In St. John, true love is the love of truth, and the acquisition of truth is the fruit of love. The practice of love leads to the truth, and true love is the practice of truth: “Whoever loves is born of God and knows God. Whoever does not love does not know God, because God is love” (1 John 4:7-8).
In John, Jesus calls the Holy Spirit the Spirit of truth, who leads us into the fullness of truth and enables us to understand what Christ has taught. Saint Paul affirms that it is only in the Holy Spirit that one can truly confess and know that Jesus Christ is Lord.
The final perspective of human life that Christ in the Gospel of John proposes to us is that of the knowledge of the truth, knowing the Father and the one He has sent. It is the beatific vision of God in heaven.
In this regard, some have spoken of a Gnostic perspective. In reality, Gnosticism has nothing to do with it, because it involves the achievement through self-transcendence of a supreme knowledge of God[4] above the contents of the revealed mysteries, equal to the divine one itself, something completely alien to the perspective of the Johannine Christ, who, without at all confusing the finiteness of human knowledge with the infinity of divine knowledge, promises us the full knowledge of the truths revealed by him, known now in faith, and seen directly in heaven in the beatific vision.
P. Giovanni Cavalcoli OP
Fontanellato, April 21, 2025
Source:
https://padrecavalcoli.blogspot.com/p/chiunque-e-dalla-verita-ascolta-la-mia_24.html
Notes:
[1] An interesting and authoritative description is given by Pope Francis in the Apostolic Exhortation Gaudete et Exsultate (2018), nn. 36–46.
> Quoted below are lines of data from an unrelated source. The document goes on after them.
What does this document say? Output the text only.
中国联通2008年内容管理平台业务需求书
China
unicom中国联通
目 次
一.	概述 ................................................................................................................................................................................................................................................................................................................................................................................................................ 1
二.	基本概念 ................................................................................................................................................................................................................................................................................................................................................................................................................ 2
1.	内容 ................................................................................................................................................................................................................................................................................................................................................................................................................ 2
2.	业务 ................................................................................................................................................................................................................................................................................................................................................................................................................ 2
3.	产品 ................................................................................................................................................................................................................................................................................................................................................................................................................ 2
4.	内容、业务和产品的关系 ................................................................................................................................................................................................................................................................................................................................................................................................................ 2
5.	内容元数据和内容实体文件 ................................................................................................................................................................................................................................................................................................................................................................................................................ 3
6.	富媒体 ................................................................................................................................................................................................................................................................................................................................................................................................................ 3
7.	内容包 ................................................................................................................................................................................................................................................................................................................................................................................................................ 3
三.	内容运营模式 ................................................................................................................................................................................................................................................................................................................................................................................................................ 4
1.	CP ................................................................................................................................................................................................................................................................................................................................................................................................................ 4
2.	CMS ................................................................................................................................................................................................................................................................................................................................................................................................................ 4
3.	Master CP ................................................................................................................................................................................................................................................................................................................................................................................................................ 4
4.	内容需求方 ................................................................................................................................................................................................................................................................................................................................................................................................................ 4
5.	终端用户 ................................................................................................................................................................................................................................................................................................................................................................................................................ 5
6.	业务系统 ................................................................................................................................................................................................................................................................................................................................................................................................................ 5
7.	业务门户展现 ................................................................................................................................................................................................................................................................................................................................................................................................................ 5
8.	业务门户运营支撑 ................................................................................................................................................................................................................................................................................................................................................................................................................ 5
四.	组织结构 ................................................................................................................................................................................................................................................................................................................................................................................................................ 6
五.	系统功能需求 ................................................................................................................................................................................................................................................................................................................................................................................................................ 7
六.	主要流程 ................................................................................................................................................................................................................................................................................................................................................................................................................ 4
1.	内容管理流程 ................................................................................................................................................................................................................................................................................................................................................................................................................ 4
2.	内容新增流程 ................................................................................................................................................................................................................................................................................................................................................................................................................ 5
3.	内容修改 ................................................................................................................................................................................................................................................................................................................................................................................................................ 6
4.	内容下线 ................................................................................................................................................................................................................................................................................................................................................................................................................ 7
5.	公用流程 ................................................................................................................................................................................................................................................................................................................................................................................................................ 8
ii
[2] Cf. Gilson, La philosophie de Saint Bonaventure, Vrin, Paris 1953, p. 73. To make a comparison with Greek philosophy, we could say that while intellectualism refers to Aristotle, voluntarism refers to Plato. Dominican intellectualism finds its deviation in Eckhart; Franciscan voluntarism, in Ockham.
[3] See my articles La verità eterna in S. Agostino, I, Sacra Doctrina, 1986, 5, pp. 590–611; La verità eterna in Sant’Agostino, II, Sacra Doctrina, 1986, 6, pp. 665–687.
[4] Cf. Giovanni Filoramo, Il risveglio della gnosi ovvero diventare dio, Edizioni Laterza, Bari 1990.